Opera + Classical Music Reviews

Spem in Alium review – 40 glorious parts from The Tallis Scholars

5 June 2024

The Tallis Scholars present a programme of English Tudor choral music, concluding with Thomas Tallis’ epic motet.

Tallis Scholars

The Tallis Scholars (Photo: Hugo Glendinning)

The Tallis Scholars, with over five decades of live performances and 75 recordings on their own record label (Gimmell) behind them, are well-established and well-loved exponents of choral music, mostly from the Middle Ages and the Renaissance. There’s little, really, that another review can add to the paeans already written about their excellence, and Wednesday evening’s concert at Cadogan Hall was no exception in terms of the group’s brilliance at interpreting the material, and their precise attention to balance, tone, dynamic and speed. As always, their founder, Peter Phillips, was at the helm, directing with minimal gesture, and it is to his consummate understanding of polyphony and determined musicological research that the group (and, indeed, the wider world of Early Music) owes so much of its interpretation and performance practice.

For this concert, the group chose to present a rainbow of choral works that covered the tempestuous changes in religious practice across the English Tudor period, taking in complex Latin works of pre-Reformation Catholicism, pieces in English – as stolid and plain as a box pew – from Edward VI’s severe Protestant tradition, openly Catholic works from Mary I’s brief reign, and some of William Byrd’s ambiguous Latin works, probably written for Recusant Catholics in Elizabth I’s reign, that, because of royal favour, he just about got away with.

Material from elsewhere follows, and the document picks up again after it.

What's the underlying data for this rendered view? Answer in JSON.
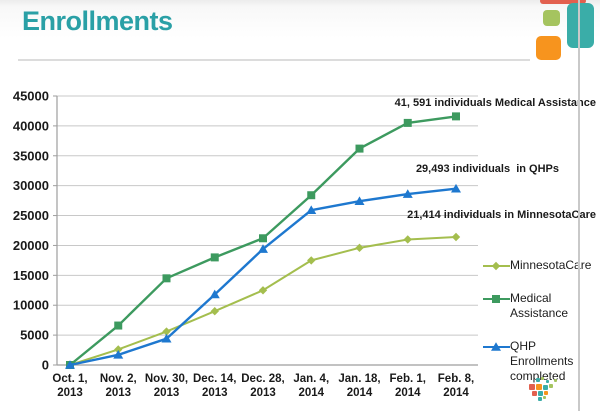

It was in demonstrating the contrast between these various styles of writing that the group really showed their mettle. The straightforward polyphony and quiet homophonic passages of William Mundy’s O Lord, the maker of all things and John Sheppard’s The Lord’s Prayer were delivered with subtle simplicity and attention (as practice demanded) to text, whereas the waves of imitative polyphony bouncing between voice parts in Tallis’ Loquebantur variis linguis and the slow, intense repetitions of Mundy’s Adolescentulus sum ego pointed up the opulence of the musical material. Balance was the watchword for all the accounts, and, although the base unit of 16 singers changed (sometimes 10, 12 or 14), each piece was perfectly judged for the contribution given by each singer. Particularly effective, in this regard, was Mundy’s Vox Patris caelestis whose lengthy text is leavened by the different combinations assigned to each section of the six voice parts, the contrasting textures of which were managed with precision.

“It was in demonstrating the contrast between these various styles of writing that the group really showed their mettle”

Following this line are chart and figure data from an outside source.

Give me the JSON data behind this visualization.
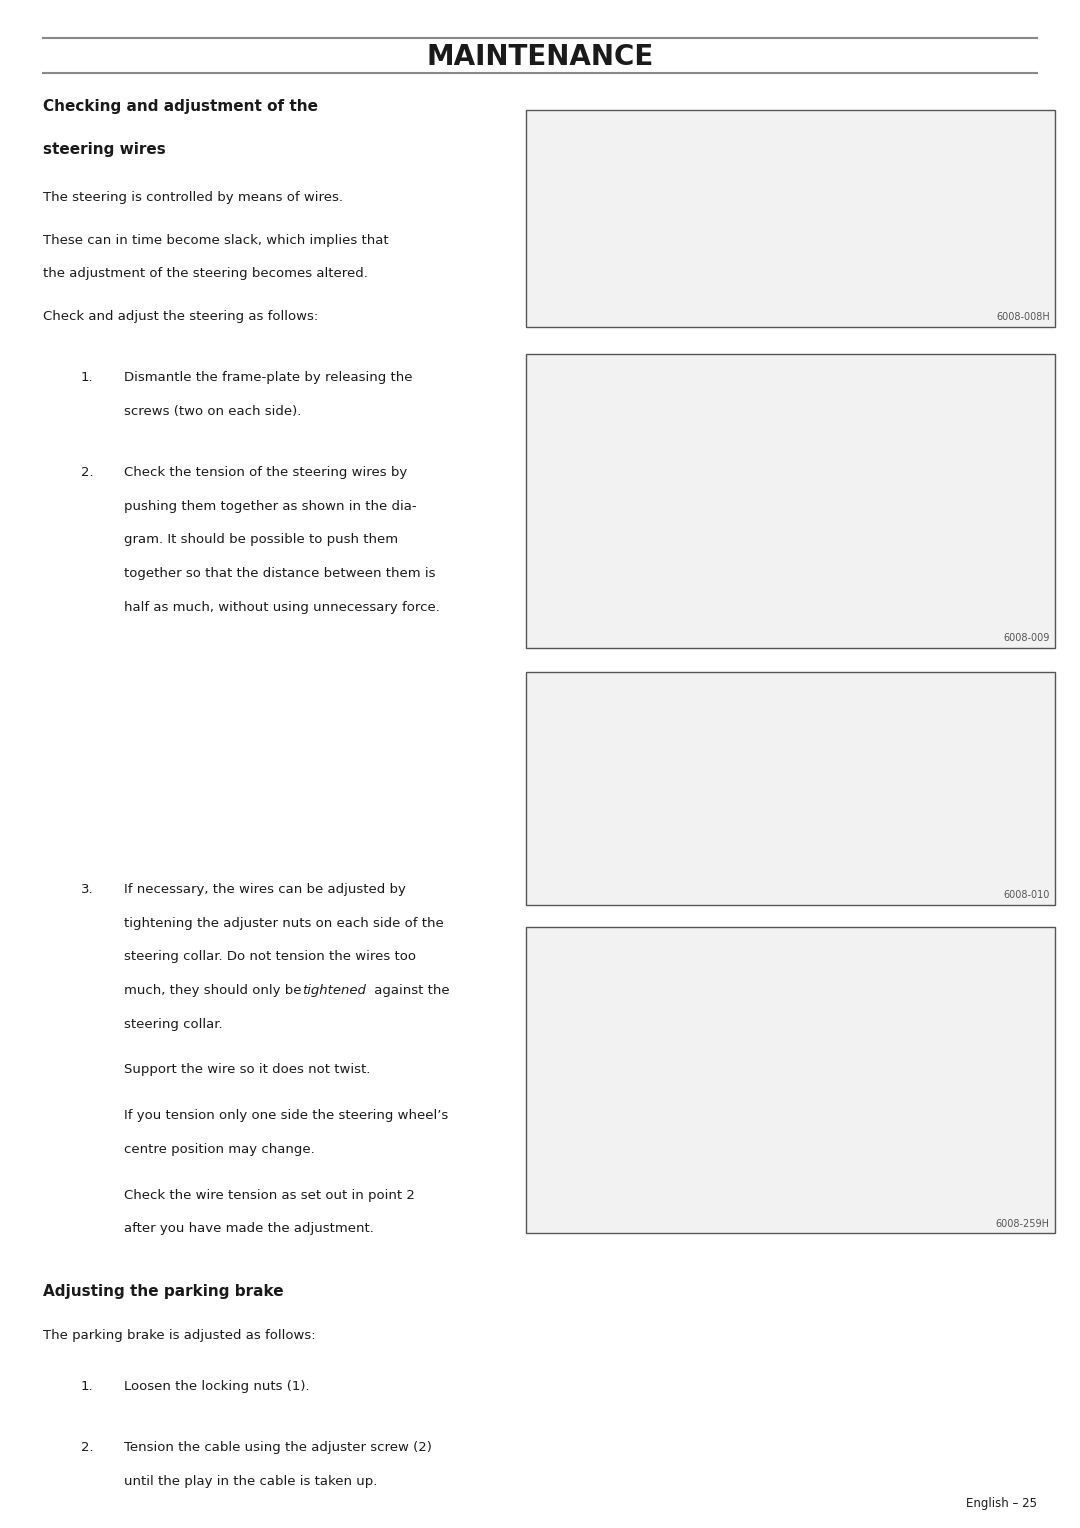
{
  "page_title": "MAINTENANCE",
  "page_number": "English – 25",
  "background_color": "#ffffff",
  "text_color": "#1a1a1a",
  "line_color": "#888888",
  "image_captions": [
    "6008-008H",
    "6008-009",
    "6008-010",
    "6008-259H"
  ]
}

The two pieces by William Byrd – Domine quis habitabit and Ne irascaris, Domine/Civitas sanci tui – were really the stars of the show (we’ll come to the Tallis shortly). Byrd’s genius in word painting, as well as his compositional playfulness, are well known, and the group brought all of their skill to presenting these. Domine quis habitat has more false relations in it than a Mafia wedding, and the singers made sure that each of these was brought to our attention to present a glorious bombarde of overlapping lines glittering with little moments of astringency. The despair of Ne irascaris/Civitas is transmitted in the way that Byrd writes his quiet, intense, often homophonic, statements of the phrases that contain the word ‘deserta’, and every one of these, thanks to the group’s brilliant control of tone and dynamic, induced a shiver in the listener; likewise, the mournful pleas of ‘Ecce’ (‘Behold, see, we are all thy people’) were intensified with each repetition to wring every scintilla of emotion from the text.

Thomas Tallis’ 40 part motet Spem in alium needs no introduction. Famous for its scope (those huge scores!), it has been recorded and performed many times (the Tallis Scholars made a benchmark recording in 1985), and is perhaps one of the few works of English Renaissance choral music known outside specialist circles. Joined for this by another 24 singers (such that there was one voice to a part), the ensemble opted to present the work standing in two lines (upper parts in front, tenor and bass behind). The piece is often performed with each of the eight choirs separated, but this formation allowed Tallis’ ‘stereophonic’ set-up (choirs echoing/imitating each other) to have a marked effect in an oblong space, and the net result was magical. The singing was faultless throughout (it’s a notorious piece for getting lost in), and the outcome – the musical material shifting across the space; the moments of quiet interplay between just a few voices; the ‘wall of sound’ of the first homophonic ‘respice’ – was impressive.